Just as Krasna ensured that the seven day notice rights under Section 1703(b) are protected: Jankus ensures that developers must comply with 1703(c) or face rescission within three years.
I wish to throw in a UK perspective to the whole mortgage mis selling debate. Recently it was announced that the Financial Services Authority had set aside a compensation pot which will compensate victims of mortgage mis selling.
1) Why should the Government bail these people out when they have learnt the hard way.
2) Forgive my ignorance but how closely does this match what is currently happening in the US?
Thank you for your comment but I really think that the situation in the UK, especially at the time of your post, is nothing like that in the US. The President has deployed a different set of tactics to the British Govt.

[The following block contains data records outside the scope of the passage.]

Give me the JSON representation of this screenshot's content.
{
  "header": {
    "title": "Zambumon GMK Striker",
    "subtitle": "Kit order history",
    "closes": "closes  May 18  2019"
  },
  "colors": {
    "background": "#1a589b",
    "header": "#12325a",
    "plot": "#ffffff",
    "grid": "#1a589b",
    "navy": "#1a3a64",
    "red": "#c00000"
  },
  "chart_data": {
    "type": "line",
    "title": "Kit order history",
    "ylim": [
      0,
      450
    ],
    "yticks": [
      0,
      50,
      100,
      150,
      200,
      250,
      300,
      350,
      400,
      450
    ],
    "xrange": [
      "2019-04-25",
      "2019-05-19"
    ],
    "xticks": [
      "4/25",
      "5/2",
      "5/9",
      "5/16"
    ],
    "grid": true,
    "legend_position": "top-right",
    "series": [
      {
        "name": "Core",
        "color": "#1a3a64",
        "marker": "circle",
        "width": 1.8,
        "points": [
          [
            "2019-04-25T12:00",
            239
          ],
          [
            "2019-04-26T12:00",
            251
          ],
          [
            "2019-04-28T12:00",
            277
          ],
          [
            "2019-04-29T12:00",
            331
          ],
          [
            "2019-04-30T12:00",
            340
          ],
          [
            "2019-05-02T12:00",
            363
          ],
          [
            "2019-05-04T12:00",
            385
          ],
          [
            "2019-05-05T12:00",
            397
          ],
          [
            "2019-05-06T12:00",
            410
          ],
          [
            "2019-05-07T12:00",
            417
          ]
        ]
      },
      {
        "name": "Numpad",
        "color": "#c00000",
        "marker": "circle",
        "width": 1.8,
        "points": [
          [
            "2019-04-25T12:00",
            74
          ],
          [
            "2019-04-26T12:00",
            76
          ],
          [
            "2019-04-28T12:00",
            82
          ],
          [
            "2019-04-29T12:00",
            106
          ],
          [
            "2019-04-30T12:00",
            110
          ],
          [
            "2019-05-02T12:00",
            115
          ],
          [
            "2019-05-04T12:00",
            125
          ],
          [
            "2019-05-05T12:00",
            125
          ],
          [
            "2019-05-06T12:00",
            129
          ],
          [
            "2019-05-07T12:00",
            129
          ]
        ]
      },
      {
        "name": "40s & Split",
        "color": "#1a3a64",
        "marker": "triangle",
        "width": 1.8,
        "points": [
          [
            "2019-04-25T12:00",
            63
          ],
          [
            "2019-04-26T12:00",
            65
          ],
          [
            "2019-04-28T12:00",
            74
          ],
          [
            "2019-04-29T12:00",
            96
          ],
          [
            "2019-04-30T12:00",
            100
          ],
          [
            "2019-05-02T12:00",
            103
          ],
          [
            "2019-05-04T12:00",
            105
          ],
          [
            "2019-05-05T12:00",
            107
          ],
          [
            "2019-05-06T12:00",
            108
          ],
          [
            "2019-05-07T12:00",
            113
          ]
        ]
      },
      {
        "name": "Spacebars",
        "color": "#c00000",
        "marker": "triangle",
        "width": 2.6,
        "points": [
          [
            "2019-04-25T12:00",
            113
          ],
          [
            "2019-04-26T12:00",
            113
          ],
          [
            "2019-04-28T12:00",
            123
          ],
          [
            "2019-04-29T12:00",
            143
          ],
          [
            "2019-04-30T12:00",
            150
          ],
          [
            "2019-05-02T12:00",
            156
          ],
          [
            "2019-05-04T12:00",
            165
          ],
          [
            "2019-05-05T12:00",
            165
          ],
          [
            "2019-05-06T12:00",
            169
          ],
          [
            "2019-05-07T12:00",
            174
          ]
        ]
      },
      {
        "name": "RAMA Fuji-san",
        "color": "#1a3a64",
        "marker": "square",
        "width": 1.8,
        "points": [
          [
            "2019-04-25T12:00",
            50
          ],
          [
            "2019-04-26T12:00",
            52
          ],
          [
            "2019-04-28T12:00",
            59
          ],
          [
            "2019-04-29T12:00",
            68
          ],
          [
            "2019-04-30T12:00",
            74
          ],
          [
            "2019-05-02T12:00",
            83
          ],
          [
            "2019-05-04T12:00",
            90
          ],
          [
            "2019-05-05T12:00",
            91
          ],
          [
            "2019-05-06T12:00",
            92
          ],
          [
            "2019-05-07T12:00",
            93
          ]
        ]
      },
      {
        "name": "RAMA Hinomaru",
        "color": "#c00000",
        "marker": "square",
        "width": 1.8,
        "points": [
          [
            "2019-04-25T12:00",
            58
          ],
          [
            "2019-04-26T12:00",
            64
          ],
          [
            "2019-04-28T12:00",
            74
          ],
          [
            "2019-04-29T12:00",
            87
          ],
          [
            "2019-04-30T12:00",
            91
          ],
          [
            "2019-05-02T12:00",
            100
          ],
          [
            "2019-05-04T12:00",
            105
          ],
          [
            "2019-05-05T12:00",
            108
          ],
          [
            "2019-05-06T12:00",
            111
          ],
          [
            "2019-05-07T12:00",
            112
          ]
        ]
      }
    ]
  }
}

If the Govt didn’t bail the banks out then we would have been left with many innocent people in a dreadful position of having literally no money through no fault of their own.
In answer to the above the the Financial Services Authority set aside a pot of money via the financial services compensation scheme for customers who were financially worse off following advice from a regualted entity.
However it is not as simple as it sounds. The customer must be able to demonstate they are worse off and the company who gave the advice must be in default.
The FSA has admited that it has failed with the regulation of the mortgage market and ordered a report know as the Mortgage Market Review (MMR), which is in fact more of the same regualtion that failed.
Mis sold mortgage claims are going to feature as part of our economic landscape for many years to come.
It is not just the mortgage companies that are to blame, but mortgage lenders, solicitors and in some cases the surveyors of the property.
I am aware that valuations of property are a big problem in the US and UK, with many figures being inaccurate.